ユウタは完全に口をつぐんだ。男から目を逸らす。
「何か言ってみろよ、おい。ユウタ!」
男がテーブルに置いた拳を震わせた。
トレーにプリンを三つ載せて戻ってきた女が、男の前にプリンが載った皿を置いた。
「落ち着いて」
スプーンを手渡しながら女が言う。
「すまん」
男はスプーンを受け取り、深呼吸した。ユウタに向き直る。
「ネガティブなのはいけないことだ、っていうのは知ってるよな?」
諭すような口調だった。

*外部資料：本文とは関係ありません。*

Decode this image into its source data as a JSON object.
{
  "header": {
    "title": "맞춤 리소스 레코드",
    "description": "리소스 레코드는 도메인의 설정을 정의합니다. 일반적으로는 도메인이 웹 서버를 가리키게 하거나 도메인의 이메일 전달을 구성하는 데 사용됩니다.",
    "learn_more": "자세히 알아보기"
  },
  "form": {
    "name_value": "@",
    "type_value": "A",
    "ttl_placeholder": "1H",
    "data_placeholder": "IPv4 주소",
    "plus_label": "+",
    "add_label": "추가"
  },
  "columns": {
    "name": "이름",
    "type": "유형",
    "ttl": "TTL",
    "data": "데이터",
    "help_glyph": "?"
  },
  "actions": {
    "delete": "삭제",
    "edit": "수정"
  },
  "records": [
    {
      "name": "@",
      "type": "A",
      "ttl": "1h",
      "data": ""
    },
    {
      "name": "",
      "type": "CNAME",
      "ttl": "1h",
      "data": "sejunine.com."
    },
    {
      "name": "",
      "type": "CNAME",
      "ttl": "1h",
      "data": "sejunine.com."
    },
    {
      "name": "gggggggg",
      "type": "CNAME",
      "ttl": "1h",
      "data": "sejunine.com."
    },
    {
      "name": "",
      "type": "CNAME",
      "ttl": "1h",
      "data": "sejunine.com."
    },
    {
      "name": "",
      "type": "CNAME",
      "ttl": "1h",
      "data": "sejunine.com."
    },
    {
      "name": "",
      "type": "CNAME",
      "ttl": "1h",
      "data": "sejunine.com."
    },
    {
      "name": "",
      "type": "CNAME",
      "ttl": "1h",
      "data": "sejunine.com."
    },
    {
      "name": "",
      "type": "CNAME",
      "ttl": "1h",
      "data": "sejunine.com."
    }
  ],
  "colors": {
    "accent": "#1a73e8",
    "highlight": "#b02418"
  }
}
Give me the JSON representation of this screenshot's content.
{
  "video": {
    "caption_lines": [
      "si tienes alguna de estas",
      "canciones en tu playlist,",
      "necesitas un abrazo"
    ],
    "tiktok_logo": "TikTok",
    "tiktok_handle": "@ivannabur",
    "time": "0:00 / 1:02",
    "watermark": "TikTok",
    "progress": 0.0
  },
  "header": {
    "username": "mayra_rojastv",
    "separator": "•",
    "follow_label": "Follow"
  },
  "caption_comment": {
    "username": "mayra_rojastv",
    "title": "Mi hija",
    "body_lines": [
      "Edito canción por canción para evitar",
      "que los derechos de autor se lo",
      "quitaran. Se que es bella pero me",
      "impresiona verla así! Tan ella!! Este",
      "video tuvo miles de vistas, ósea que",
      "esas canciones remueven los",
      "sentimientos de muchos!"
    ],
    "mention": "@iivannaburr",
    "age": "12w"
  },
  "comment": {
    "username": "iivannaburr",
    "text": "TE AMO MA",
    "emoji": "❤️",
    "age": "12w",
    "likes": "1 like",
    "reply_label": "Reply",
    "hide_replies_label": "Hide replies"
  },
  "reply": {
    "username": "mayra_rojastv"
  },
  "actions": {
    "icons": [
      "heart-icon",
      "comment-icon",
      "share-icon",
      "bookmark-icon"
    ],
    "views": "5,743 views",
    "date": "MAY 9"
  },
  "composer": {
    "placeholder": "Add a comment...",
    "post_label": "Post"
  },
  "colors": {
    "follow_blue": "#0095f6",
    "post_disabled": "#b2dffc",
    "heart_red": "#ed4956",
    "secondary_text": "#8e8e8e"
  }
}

ユウタが恐々頷く。
「じゃあなんで学校で泣いた? なんで人前で弱音を吐いた?」
ユウタの目にみるみる涙が溜まっていくが、流すまいとこらえているようだった。
女が無言でテーブルにプリンを置き、ユウタの隣の椅子に座った。ユウタの前にプリンを押しやる。
「だって、苦しくて。がまんしたら、どうにかなっちゃいそうな気がしたから」
ユウタは震え声だ。
「そうか」
男はそう言ったきり、目を伏せた。プリンを一口食べる。ユウタも、涙目のまま、スプーンでプリンを崩し始めた。